KENYA – The newly established Engineer Foods Processing plant, a potato processing plant in Nyandarua County, is set to significantly boost the sector by addressing perennial challenges associated with the crop.
Located in the leading potato producing region, the multi-million plant has an installed capacity of processing one tonne of potatoes per hour set to complement the Midland Food Processing Factory which closed operations years ago.
The plant is also set to benefit producers in the region who have cited poor prices due to lack of a stable market as well as post harvesting challenges as some of the major perennial challenges experienced in the sector.
As a leading potato producer in the country, Nyandarua’s potato post-harvest losses stands at 40%, which has been valued at to US$29.97 million annually.

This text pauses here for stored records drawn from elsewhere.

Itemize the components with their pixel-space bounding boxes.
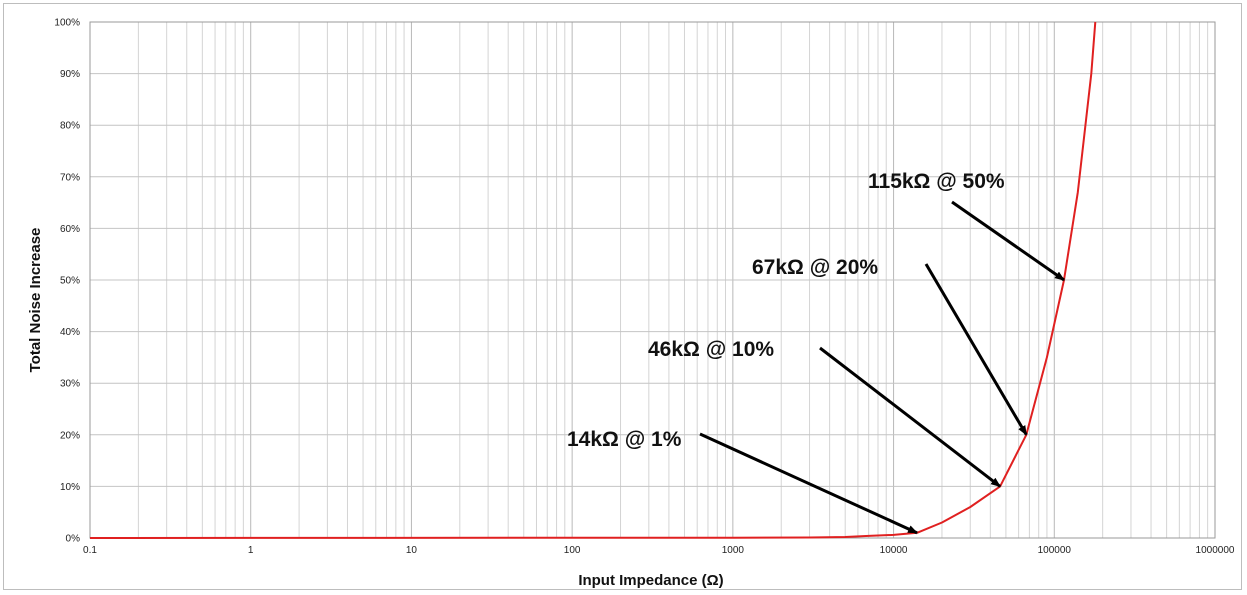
y-tick-label: 30% <box>60 379 80 390</box>
y-tick-label: 90% <box>60 69 80 80</box>
y-tick-label: 0% <box>66 534 81 545</box>
x-tick-label: 0.1 <box>83 545 97 556</box>
x-tick-label: 1000000 <box>1196 545 1235 556</box>
annotation-arrow <box>699 432 918 535</box>
annotation-label: 115kΩ @ 50% <box>868 170 1005 193</box>
y-tick-label: 80% <box>60 121 80 132</box>
x-tick-label: 1 <box>248 545 254 556</box>
x-axis-title: Input Impedance (Ω) <box>578 572 723 589</box>
series-layer <box>89 21 1097 539</box>
tick-labels: 0.1 1 10 100 1000 10000 100000 1000000 0% 10% 20% 3… <box>54 18 1234 557</box>
y-tick-label: 60% <box>60 224 80 235</box>
annotation-label: 67kΩ @ 20% <box>752 256 878 279</box>
annotation-label: 14kΩ @ 1% <box>567 428 682 451</box>
x-tick-label: 100000 <box>1038 545 1072 556</box>
annotation-arrow <box>924 263 1028 436</box>
series-line <box>89 21 1097 539</box>
y-tick-label: 50% <box>60 276 80 287</box>
chart-frame <box>3 3 1242 590</box>
grid <box>89 21 1216 539</box>
annotation-label: 46kΩ @ 10% <box>648 338 774 361</box>
x-tick-label: 10 <box>406 545 418 556</box>
x-tick-label: 1000 <box>722 545 745 556</box>
y-tick-label: 100% <box>54 18 80 29</box>
y-tick-label: 70% <box>60 172 80 183</box>
annotation-arrow <box>951 200 1065 282</box>
annotations: 115kΩ @ 50% 67kΩ @ 20% 46kΩ @ 10% 14kΩ @ 1% <box>567 170 1065 535</box>
y-tick-label: 10% <box>60 482 80 493</box>
y-tick-label: 40% <box>60 327 80 338</box>
y-tick-label: 20% <box>60 430 80 441</box>
x-tick-label: 100 <box>564 545 581 556</box>
x-tick-label: 10000 <box>880 545 908 556</box>
annotation-arrow <box>819 346 1002 488</box>
y-axis-title: Total Noise Increase <box>27 228 44 373</box>
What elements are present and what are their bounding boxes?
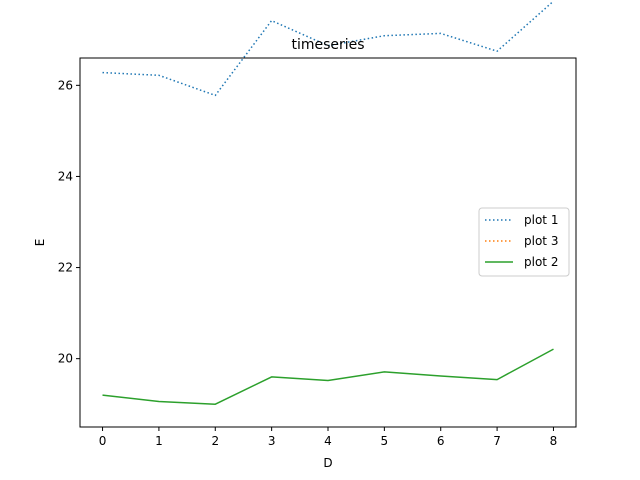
x-tick-label: 1 <box>155 434 163 448</box>
x-tick-label: 5 <box>381 434 389 448</box>
y-tick-label: 24 <box>58 169 73 183</box>
x-tick-label: 0 <box>99 434 107 448</box>
chart-title: timeseries <box>291 37 364 53</box>
x-tick-label: 4 <box>324 434 332 448</box>
y-axis-label: E <box>33 239 47 247</box>
x-tick-label: 6 <box>437 434 445 448</box>
y-tick-label: 22 <box>58 261 73 275</box>
x-tick-label: 7 <box>493 434 501 448</box>
y-tick-label: 20 <box>58 352 73 366</box>
series-line-plot-1 <box>102 0 554 97</box>
ticks: 0 1 2 3 4 5 6 7 8 20 22 24 26 28 <box>58 0 558 448</box>
legend-label: plot 3 <box>524 234 558 248</box>
y-tick-label: 26 <box>58 78 73 92</box>
plot-area <box>102 0 554 405</box>
x-tick-label: 3 <box>268 434 276 448</box>
legend-label: plot 1 <box>524 213 558 227</box>
x-tick-label: 8 <box>550 434 558 448</box>
series-line-plot-2 <box>102 348 554 405</box>
y-tick-label: 28 <box>58 0 73 1</box>
legend: plot 1 plot 3 plot 2 <box>478 207 570 277</box>
legend-label: plot 2 <box>524 255 558 269</box>
x-tick-label: 2 <box>211 434 219 448</box>
legend-box <box>478 207 570 277</box>
x-axis-label: D <box>323 456 332 470</box>
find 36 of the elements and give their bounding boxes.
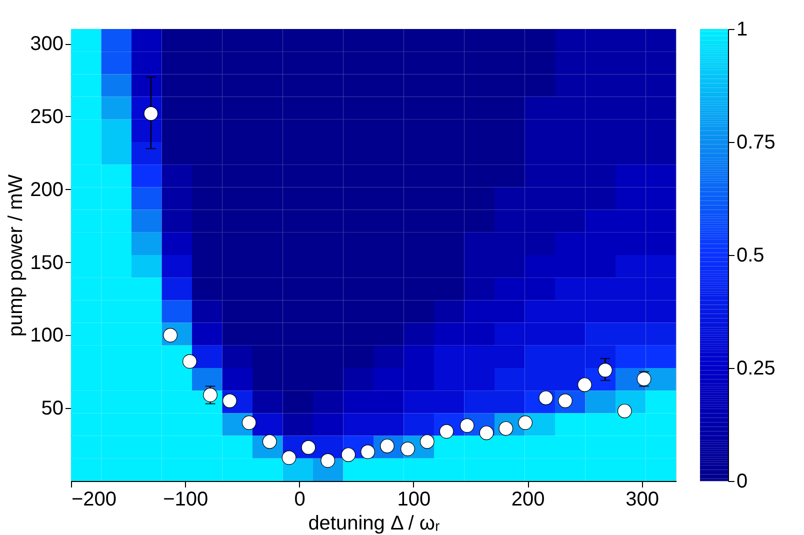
y-tick-label: 50 [41,398,64,420]
color-bar-label: 1 [736,18,748,40]
point [636,372,652,386]
point [420,434,434,449]
color-bar-label: 0.75 [736,132,776,154]
point [301,440,316,455]
x-tick-label: 300 [626,488,659,510]
point [479,426,494,440]
point [518,416,533,430]
point [577,378,592,392]
x-tick-label: 100 [397,488,431,510]
point [242,416,256,430]
point [617,404,632,418]
y-axis-title: pump power / mW [5,174,28,337]
point [360,444,375,460]
point [182,354,197,369]
y-tick-label: 300 [30,33,64,56]
point [320,453,336,468]
y-tick-label: 250 [30,106,64,128]
point [341,448,356,462]
y-tick-label: 100 [30,324,64,347]
color-bar-label: 0.5 [736,244,764,266]
y-tick-label: 150 [30,252,64,274]
x-tick-label: 200 [511,488,545,510]
x-tick-label: 0 [294,488,306,510]
point [460,418,474,433]
color-bar-label: 0.25 [736,358,776,380]
point [598,363,612,378]
x-tick-label: −200 [72,488,117,510]
point [282,450,296,465]
point [400,442,415,456]
x-axis-title: detuning Δ / ωᵣ [308,512,440,534]
point [222,394,237,408]
y-tick-label: 200 [30,178,64,201]
color-bar-label: 0 [736,470,748,492]
x-tick-label: −100 [163,488,208,510]
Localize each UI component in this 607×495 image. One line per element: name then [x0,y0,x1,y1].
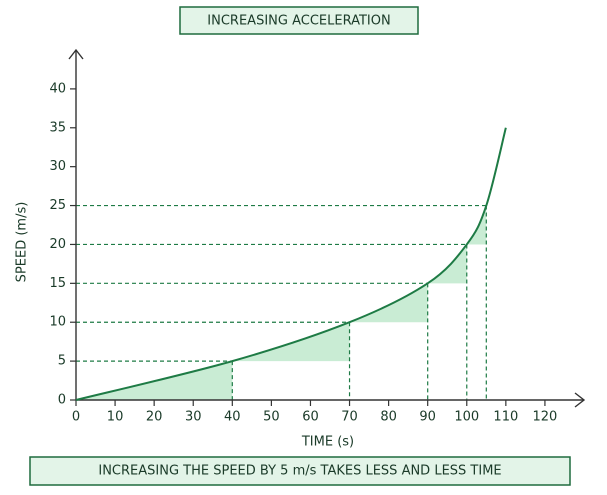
x-tick-label: 90 [419,410,436,425]
x-tick-label: 70 [341,410,358,425]
y-tick-label: 40 [49,81,66,96]
y-tick-label: 20 [49,237,66,252]
y-tick-label: 25 [49,198,66,213]
title-box [179,6,419,35]
shaded-step [427,244,467,284]
x-tick-label: 110 [493,410,518,425]
annotation-box [29,456,571,486]
y-axis-arrow [68,48,84,60]
y-tick-label: 5 [58,354,66,369]
y-tick-label: 35 [49,120,66,135]
x-tick-label: 60 [302,410,319,425]
x-tick-label: 10 [107,410,124,425]
x-tick-label: 50 [263,410,280,425]
x-axis-arrow [574,392,586,408]
speed-curve [75,127,507,401]
y-tick-label: 10 [49,315,66,330]
x-tick-label: 30 [185,410,202,425]
x-tick-label: 40 [224,410,241,425]
y-axis-label: SPEED (m/s) [15,202,30,283]
shaded-step [232,322,350,362]
y-tick-label: 15 [49,276,66,291]
y-tick-label: 0 [58,393,66,408]
x-tick-label: 0 [72,410,80,425]
shaded-step [76,361,233,400]
y-tick-label: 30 [49,159,66,174]
chart-title: INCREASING ACCELERATION [207,14,390,29]
shaded-step [466,205,487,245]
x-tick-label: 80 [380,410,397,425]
x-axis-label: TIME (s) [301,435,354,450]
shaded-step [349,283,428,323]
x-tick-label: 100 [454,410,479,425]
annotation: INCREASING THE SPEED BY 5 m/s TAKES LESS… [98,464,501,479]
x-tick-label: 20 [146,410,163,425]
x-tick-label: 120 [533,410,558,425]
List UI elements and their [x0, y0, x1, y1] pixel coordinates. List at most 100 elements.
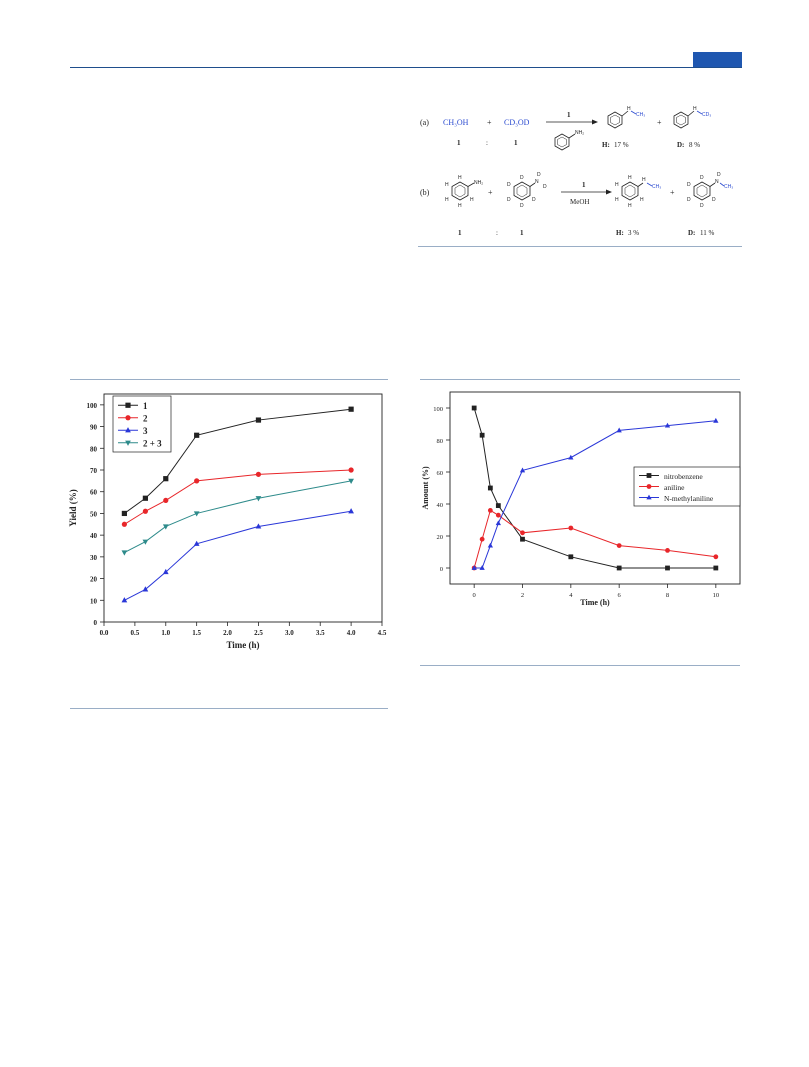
scheme-b-d-atom: D: [687, 197, 691, 203]
data-point: [471, 405, 477, 411]
scheme-a-product-h: H CH₃: [607, 106, 645, 129]
scheme-b-aniline-h: H H H H H NH₂: [445, 175, 483, 209]
scheme-b-d-atom: D: [507, 197, 511, 203]
scheme-b-d-atom: D: [712, 197, 716, 203]
x-tick-label: 1.5: [192, 629, 201, 637]
scheme-b-plus2: +: [670, 188, 675, 197]
scheme-b-d-atom: D: [717, 172, 721, 178]
scheme-b-d-atom: D: [700, 175, 704, 181]
data-point: [193, 540, 200, 546]
scheme-a-aniline-nh2: NH₂: [575, 130, 584, 136]
scheme-b-d-atom: D: [537, 172, 541, 178]
data-point: [713, 554, 719, 560]
scheme-b-catalyst: 1: [582, 181, 586, 189]
series-nitrobenzene: [471, 405, 719, 571]
x-tick-label: 0: [473, 592, 476, 599]
data-point: [121, 550, 128, 556]
legend-marker: [646, 473, 652, 478]
series-2: [121, 467, 354, 527]
legend-box: [112, 395, 172, 453]
series-2-3: [121, 478, 354, 556]
scheme-b-h-atom: H: [628, 203, 632, 209]
x-tick-label: 3.5: [316, 629, 325, 637]
scheme-b-ratio-sep: :: [496, 229, 498, 237]
legend-label: 2 + 3: [143, 438, 162, 448]
scheme-b-h-atom: H: [640, 197, 644, 203]
data-point: [121, 510, 127, 517]
x-tick-label: 2.0: [223, 629, 232, 637]
data-point: [487, 542, 493, 548]
data-point: [348, 478, 354, 484]
scheme-b-d-atom: D: [520, 203, 524, 209]
scheme-b-ratio2: 1: [520, 229, 524, 237]
scheme-a-product-d: H CD₃: [673, 106, 711, 129]
legend: nitrobenzene aniline N-methylaniline: [633, 466, 741, 507]
legend-label: aniline: [664, 483, 685, 492]
legend-marker: [125, 427, 131, 433]
scheme-b-product-h-label: H:: [616, 229, 624, 237]
scheme-a-arrow: [546, 119, 598, 125]
legend-marker: [646, 494, 652, 500]
scheme-b-arrow: [561, 189, 612, 195]
amount-chart: 0 2 4 6 8 10 0 20 40 60 80 100 Time (h) Amount (%) nit…: [418, 388, 748, 613]
data-point: [255, 523, 262, 529]
x-tick-label: 3.0: [285, 629, 294, 637]
scheme-a-product-d-label: D:: [677, 141, 684, 149]
scheme-b-h-atom: H: [458, 203, 462, 209]
legend-marker: [125, 402, 131, 408]
scheme-b-h-atom: H: [458, 175, 462, 181]
plot-frame: [103, 393, 383, 623]
data-point: [194, 478, 200, 484]
x-tick-label: 6: [618, 592, 622, 599]
data-point: [495, 503, 501, 508]
scheme-b-h-atom: H: [470, 197, 474, 203]
data-point: [142, 586, 149, 592]
scheme-b-h-atom: H: [445, 197, 449, 203]
x-axis-label: Time (h): [226, 640, 259, 650]
legend-label: N-methylaniline: [664, 494, 714, 503]
data-point: [665, 548, 670, 553]
data-point: [616, 543, 622, 548]
data-point: [471, 565, 477, 570]
scheme-b-ratio1: 1: [458, 229, 462, 237]
y-tick-label: 0: [440, 566, 443, 573]
header-rule: [70, 67, 742, 68]
data-point: [194, 432, 200, 438]
series-line: [124, 469, 352, 525]
scheme-a-ratio2: 1: [514, 139, 518, 147]
legend-marker: [125, 440, 131, 446]
y-tick-label: 80: [437, 438, 444, 445]
data-point: [616, 565, 622, 571]
scheme-b-product-d-ch3: CH₃: [724, 184, 733, 190]
legend: 1 2 3 2 + 3: [112, 395, 172, 453]
series-line: [124, 408, 352, 514]
data-point: [121, 597, 128, 603]
scheme-b-product-h-yield: 3 %: [628, 229, 639, 237]
x-tick-label: 4: [569, 592, 573, 599]
data-point: [479, 565, 485, 570]
data-point: [713, 417, 719, 423]
data-point: [142, 508, 148, 514]
scheme-b-d-atom: D: [532, 197, 536, 203]
y-tick-label: 90: [90, 424, 98, 432]
yield-chart-svg: 0.0 0.5 1.0 1.5 2.0 2.5 3.0 3.5 4.0 4.5 0 10 20 30 40 5…: [68, 393, 387, 650]
right-figure-top-rule: [420, 379, 740, 380]
y-tick-label: 100: [433, 406, 443, 413]
data-point: [255, 471, 262, 477]
data-point: [163, 476, 169, 482]
scheme-bottom-rule: [418, 246, 742, 247]
left-figure-top-rule: [70, 379, 388, 380]
data-point: [713, 565, 719, 571]
scheme-b-plus: +: [488, 188, 493, 197]
data-point: [495, 512, 501, 518]
scheme-a-product-d-yield: 8 %: [689, 141, 700, 149]
series-aniline: [471, 508, 719, 571]
data-point: [348, 467, 354, 473]
data-point: [121, 521, 127, 527]
series-line: [124, 510, 352, 601]
svg-text:N: N: [535, 179, 539, 185]
y-tick-label: 100: [87, 402, 98, 410]
scheme-b-product-h-ch3: CH₃: [652, 184, 661, 190]
y-tick-label: 60: [90, 489, 98, 497]
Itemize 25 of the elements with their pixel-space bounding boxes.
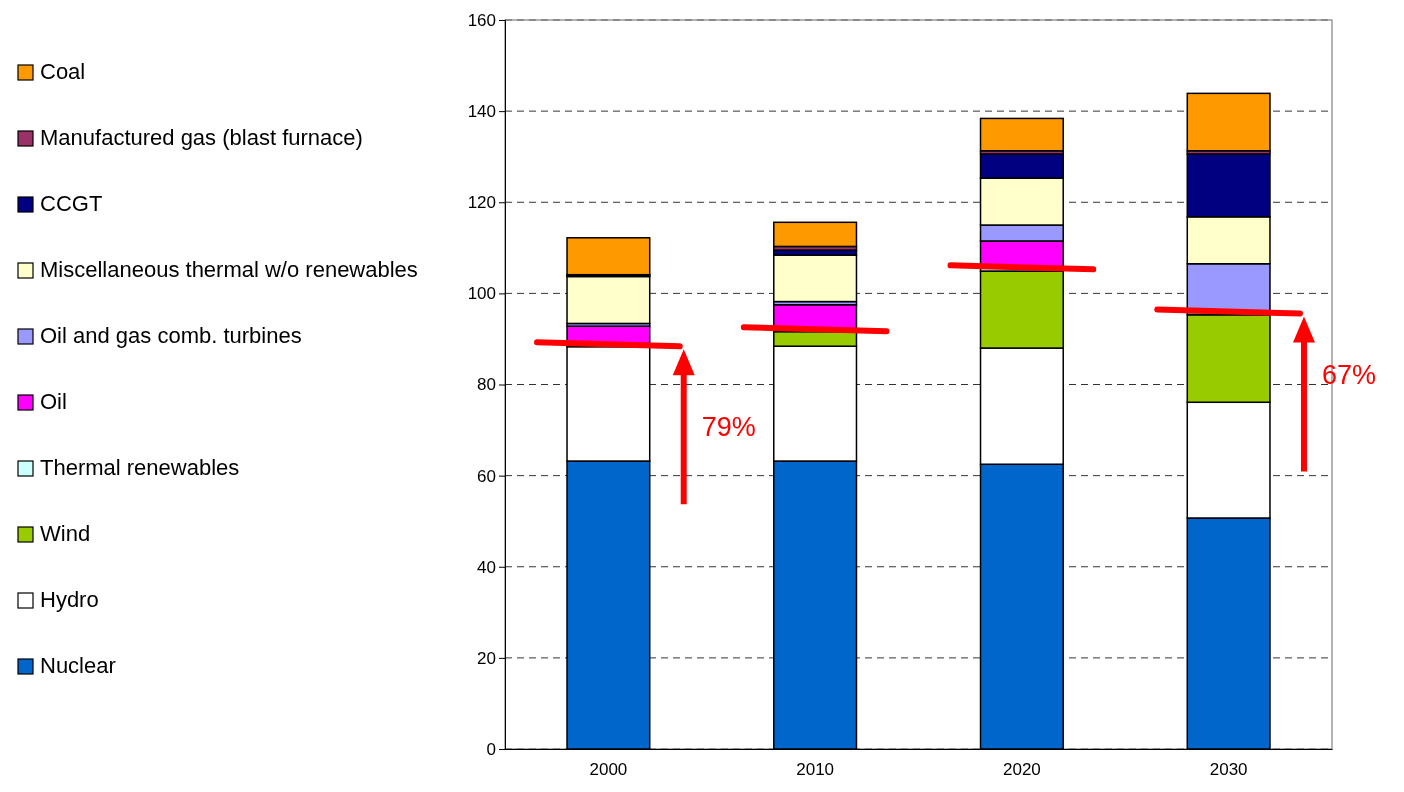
y-tick-label: 40 bbox=[477, 557, 496, 577]
x-tick-label: 2030 bbox=[1209, 760, 1248, 780]
y-tick-label: 60 bbox=[477, 466, 496, 486]
y-tick-label: 20 bbox=[477, 648, 496, 668]
x-tick-label: 2020 bbox=[1002, 760, 1041, 780]
annotation: 79% bbox=[701, 412, 756, 443]
legend-label: Nuclear bbox=[40, 652, 116, 678]
legend-label: Wind bbox=[40, 520, 91, 546]
y-tick-label: 160 bbox=[467, 10, 496, 30]
y-tick-label: 120 bbox=[467, 193, 496, 213]
legend-label: Thermal renewables bbox=[40, 454, 240, 480]
legend-label: Manufactured gas (blast furnace) bbox=[40, 124, 363, 150]
annotation: 67% bbox=[1321, 359, 1377, 390]
legend-label: Hydro bbox=[40, 586, 99, 612]
y-tick-label: 100 bbox=[467, 284, 496, 304]
legend-label: CCGT bbox=[40, 190, 103, 216]
y-tick-label: 140 bbox=[467, 102, 496, 122]
x-tick-label: 2000 bbox=[589, 760, 628, 780]
legend-label: Coal bbox=[40, 58, 86, 84]
y-tick-label: 0 bbox=[486, 739, 496, 759]
x-tick-label: 2010 bbox=[796, 760, 835, 780]
legend-label: Miscellaneous thermal w/o renewables bbox=[40, 256, 418, 282]
legend-label: Oil bbox=[40, 388, 67, 414]
y-tick-label: 80 bbox=[477, 375, 496, 395]
legend-label: Oil and gas comb. turbines bbox=[40, 322, 302, 348]
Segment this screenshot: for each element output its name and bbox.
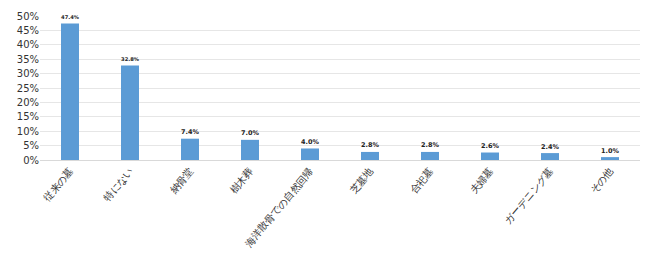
svg-text:芝墓地: 芝墓地 [348, 165, 376, 195]
svg-text:45%: 45% [17, 25, 39, 36]
svg-text:35%: 35% [17, 54, 39, 65]
svg-text:ガーデニング墓: ガーデニング墓 [502, 165, 555, 226]
svg-text:2.8%: 2.8% [421, 141, 439, 149]
svg-text:2.8%: 2.8% [361, 141, 379, 149]
svg-text:樹木葬: 樹木葬 [228, 165, 256, 195]
svg-text:納骨堂: 納骨堂 [168, 165, 196, 195]
svg-text:合祀墓: 合祀墓 [408, 165, 436, 195]
svg-text:47.4%: 47.4% [61, 14, 80, 20]
svg-text:2.6%: 2.6% [481, 142, 499, 150]
svg-text:7.4%: 7.4% [181, 128, 199, 136]
svg-text:20%: 20% [17, 97, 39, 108]
svg-text:従来の墓: 従来の墓 [41, 165, 75, 203]
svg-text:32.8%: 32.8% [121, 56, 140, 62]
svg-text:特にない: 特にない [101, 165, 135, 203]
svg-text:1.0%: 1.0% [601, 147, 619, 155]
svg-text:40%: 40% [17, 39, 39, 50]
svg-text:4.0%: 4.0% [301, 138, 319, 146]
svg-text:7.0%: 7.0% [241, 129, 259, 137]
svg-text:5%: 5% [23, 140, 39, 151]
svg-text:30%: 30% [17, 68, 39, 79]
svg-text:50%: 50% [17, 11, 39, 22]
svg-text:0%: 0% [23, 155, 39, 166]
svg-text:25%: 25% [17, 83, 39, 94]
svg-text:その他: その他 [588, 165, 616, 195]
svg-text:夫婦墓: 夫婦墓 [468, 165, 496, 195]
svg-text:海洋散骨での自然回帰: 海洋散骨での自然回帰 [243, 165, 316, 249]
svg-text:15%: 15% [17, 111, 39, 122]
svg-text:10%: 10% [17, 126, 39, 137]
svg-text:2.4%: 2.4% [541, 143, 559, 151]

Danson Ndegwa, the managing director of the new plant, said that through value addition the “factory will give them a new lease of life by processing their produce and offer them a reliable market, will be able to fetch better returns of their produce.”
Mr Ndegwa added that the company has also contracted agronomist who would advise the producers on best practices and means of tackling other production related problems in a bid to improve production.
Addressing challenges in the sector
Early this year, Kenya announced a partnership with German chemical firm BASF in a project that seeks to address post-harvest losses of potato experienced by farmers in the country.
In a project spearheaded by the Kenya Investment Authority, BASF is set to test a storage technology, known as polyurethane in the leading potato producing region, while other partners will facilitate construction of horticultural park houses equipped with the modern storage equipment in October this year.
In addition, the Nyandrua county government has also partnered Ireland in the ‘Potato Sector Capacity Building Project’ as an initiative that seeks to introduce high performing and early bulking potato cultivars to improve the yields.
The initiative has also brought on board the Kenya Plant Health Inspectorate Service (KEPHIS), Integrated Pest Management (IPM), Kelvin Food Industries Kenya Limited, among other players in the sector.
The national government has also developed the National Potato strategy 2016 – 2020 and Potato Produce and Market Bill 2014 as major key documents that provide policy direction in the sector.
According to a Standard report, Hosea Machuki, chief executive at Fresh Produce Exporters Association of Kenya revealed that the country’s potato production potential ranges between 8 and 10 million metric tonnes annually.
Currently, the country produces lower that its major competitors including Tanzania, Rwanda, South Africa and Egypt at an average annual potato production of between at 2-3 million metric tonnes.